Em 1958, Mao Tsé-Tung, o líder da República Popular da China, lançou a campanha do Grande Salto Adiante com objetivo de transformar rapidamente o país de uma economia agrária em uma sociedade socialista. O projeto visava o rápido desenvolvimento dos setores agrícola e industrial da China que deveriam ocorrer paralelamente. A esperança era se industrializar em tempo recorde, utilizando a oferta massiva de mão de obra barata e evitar a importação de máquinas pesadas.

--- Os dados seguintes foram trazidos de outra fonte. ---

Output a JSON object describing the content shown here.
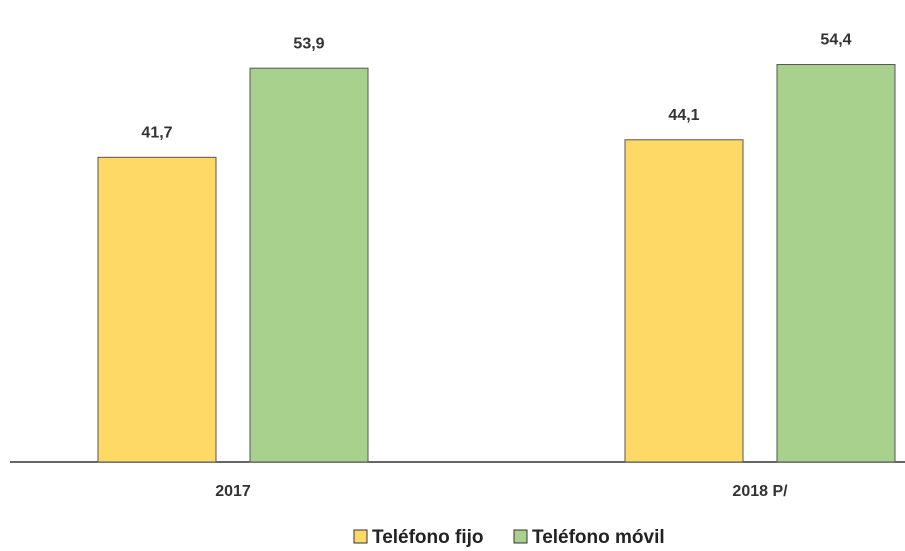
{
  "chart_data": {
    "type": "bar",
    "categories": [
      "2017",
      "2018 P/"
    ],
    "series": [
      {
        "name": "Teléfono fijo",
        "color": "#FFD966",
        "values": [
          41.7,
          44.1
        ],
        "value_labels": [
          "41,7",
          "44,1"
        ]
      },
      {
        "name": "Teléfono móvil",
        "color": "#A9D18E",
        "values": [
          53.9,
          54.4
        ],
        "value_labels": [
          "53,9",
          "54,4"
        ]
      }
    ],
    "ylim": [
      0,
      62
    ],
    "legend": "bottom"
  }
}
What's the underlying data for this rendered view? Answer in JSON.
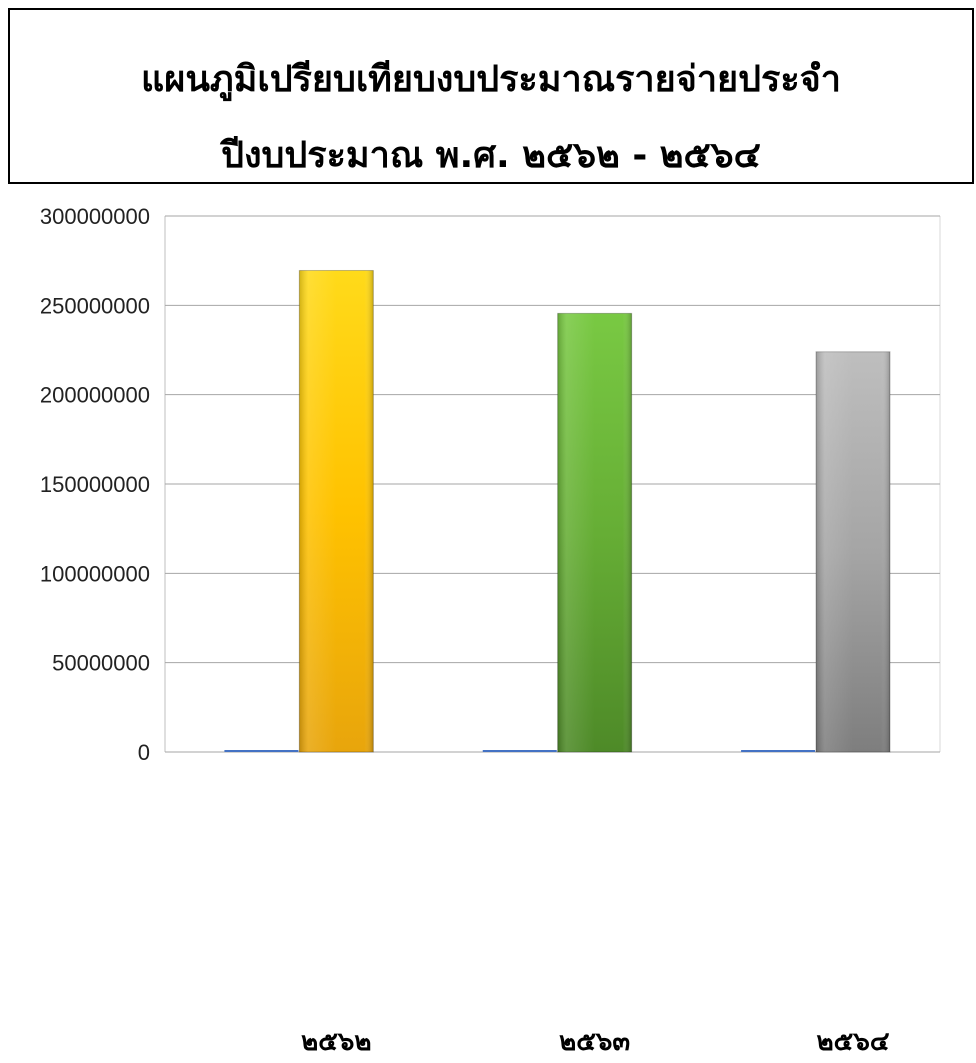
{
  "chart_data": {
    "type": "bar",
    "title_line1": "แผนภูมิเปรียบเทียบงบประมาณรายจ่ายประจำ",
    "title_line2": "ปีงบประมาณ พ.ศ. ๒๕๖๒ - ๒๕๖๔",
    "categories": [
      "๒๕๖๒",
      "๒๕๖๓",
      "๒๕๖๔"
    ],
    "series": [
      {
        "values": [
          0,
          0,
          0
        ],
        "color": "#4472C4"
      },
      {
        "values": [
          269500000,
          245500000,
          224000000
        ],
        "colors": [
          "#FFC000",
          "#70AD47",
          "#A5A5A5"
        ]
      }
    ],
    "ylim": [
      0,
      300000000
    ],
    "yticks": [
      "0",
      "50000000",
      "100000000",
      "150000000",
      "200000000",
      "250000000",
      "300000000"
    ],
    "grid": true
  }
}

A mobilização em massa de trabalhadores, especialmente camponeses, foi canalizada para três setores: a) aumentar a irrigação, realizando trabalhos de controle de enchentes e renovação da terra; b) aumentar a produtividade agrícola; c) expandir a produção industrial por meio de pequenas indústrias locais. Cerca de 650 milhões de chineses foram mobilizados em todo país para mudar a aparência da China com a construção de novas rodovias, fábricas, diques, represas, lagos e cultivos de grandes extensões de terra coletivizadas.
O povo acreditava no presidente Mao. A confiança abriu as portas para a utopia e a ilusão. Nesse contexto, líderes comunitários extremamente leais à causa, elaboraram metas ambiciosas do Grande Salto. Os especialistas – economistas, engenheiros, agrônomos etc. – foram deixados de lado, considerados “burgueses” capitalistas. Mao acreditava no sucesso das forças produtivas apenas pela mobilização em massa.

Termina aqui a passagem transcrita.